Moneybox

Should We Cut K-12 Schools To Finance Pre-K?

A young woman and child walk past a child day-care center on July 17, 2012 in Berlin, Germany

Photograph by Sean Gallup/Getty Images

Kevin Drum says “[w]e’d be better off with 100 percent more pre-K and 20 percent less K-12 than we are with our current funding priorities.”

I’m not so certain this is true. I think a lot of the thinking about the efficacy of pre-K education is based on looking at the best performing programs while thinking about K-12 tends to be informed by thinking about the typical program. But in both cases quality matters. The best charter school networks in America really do seem to be incredibly effective at teaching children, but as charter school critics point out the average charter school’s performance is merely average. The pre-K results look pretty similar to me. The best programs get amazing results, but lots of programs are non-amazing in practice.

This is, however, a political tradeoff that I think is interesting.
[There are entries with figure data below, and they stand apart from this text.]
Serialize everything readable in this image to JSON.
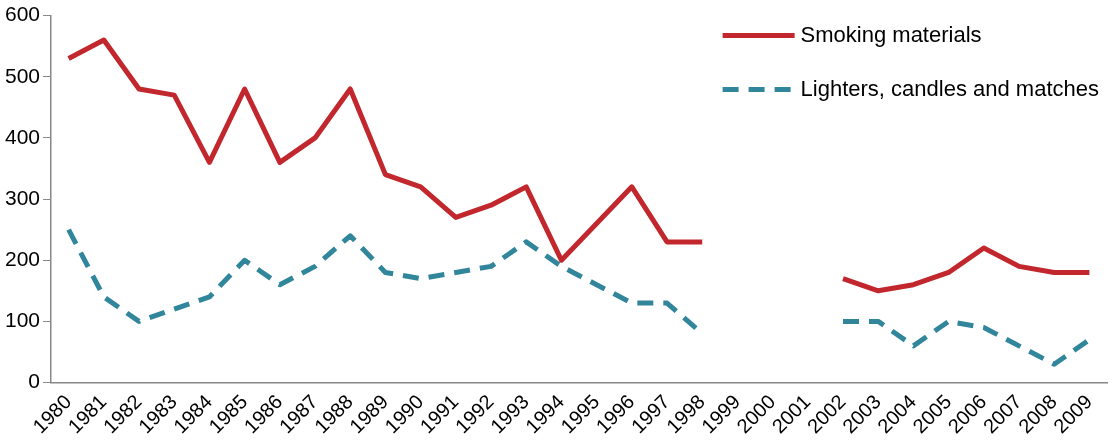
{
  "chart_data": {
    "type": "line",
    "categories": [
      "1980",
      "1981",
      "1982",
      "1983",
      "1984",
      "1985",
      "1986",
      "1987",
      "1988",
      "1989",
      "1990",
      "1991",
      "1992",
      "1993",
      "1994",
      "1995",
      "1996",
      "1997",
      "1998",
      "1999",
      "2000",
      "2001",
      "2002",
      "2003",
      "2004",
      "2005",
      "2006",
      "2007",
      "2008",
      "2009"
    ],
    "ylim": [
      0,
      600
    ],
    "yticks": [
      0,
      100,
      200,
      300,
      400,
      500,
      600
    ],
    "grid": false,
    "legend": "top right",
    "marker": "none",
    "series": [
      {
        "name": "Smoking materials",
        "color": "#c1272d",
        "line_style": "solid",
        "values": [
          530,
          560,
          480,
          470,
          360,
          480,
          360,
          400,
          480,
          340,
          320,
          270,
          290,
          320,
          200,
          260,
          320,
          230,
          230,
          null,
          null,
          null,
          170,
          150,
          160,
          180,
          220,
          190,
          180,
          180
        ]
      },
      {
        "name": "Lighters, candles and matches",
        "color": "#31869b",
        "line_style": "dashed",
        "values": [
          250,
          140,
          100,
          120,
          140,
          200,
          160,
          190,
          240,
          180,
          170,
          180,
          190,
          230,
          190,
          160,
          130,
          130,
          80,
          null,
          null,
          null,
          100,
          100,
          60,
          100,
          90,
          60,
          30,
          70
        ]
      }
    ]
  }
}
Critics of the “education reform” movement tend to emphasize the idea that K-12 learning outcomes are largely socioeconomically fixed, and to tout the benefits of early childhood education and poverty reduction efforts. If your view of K-12 is that those kind of things—rather than shaking up the management of K-12 schools—are the best way to improve education, then it seems like the Drum hypothesis should be attractive.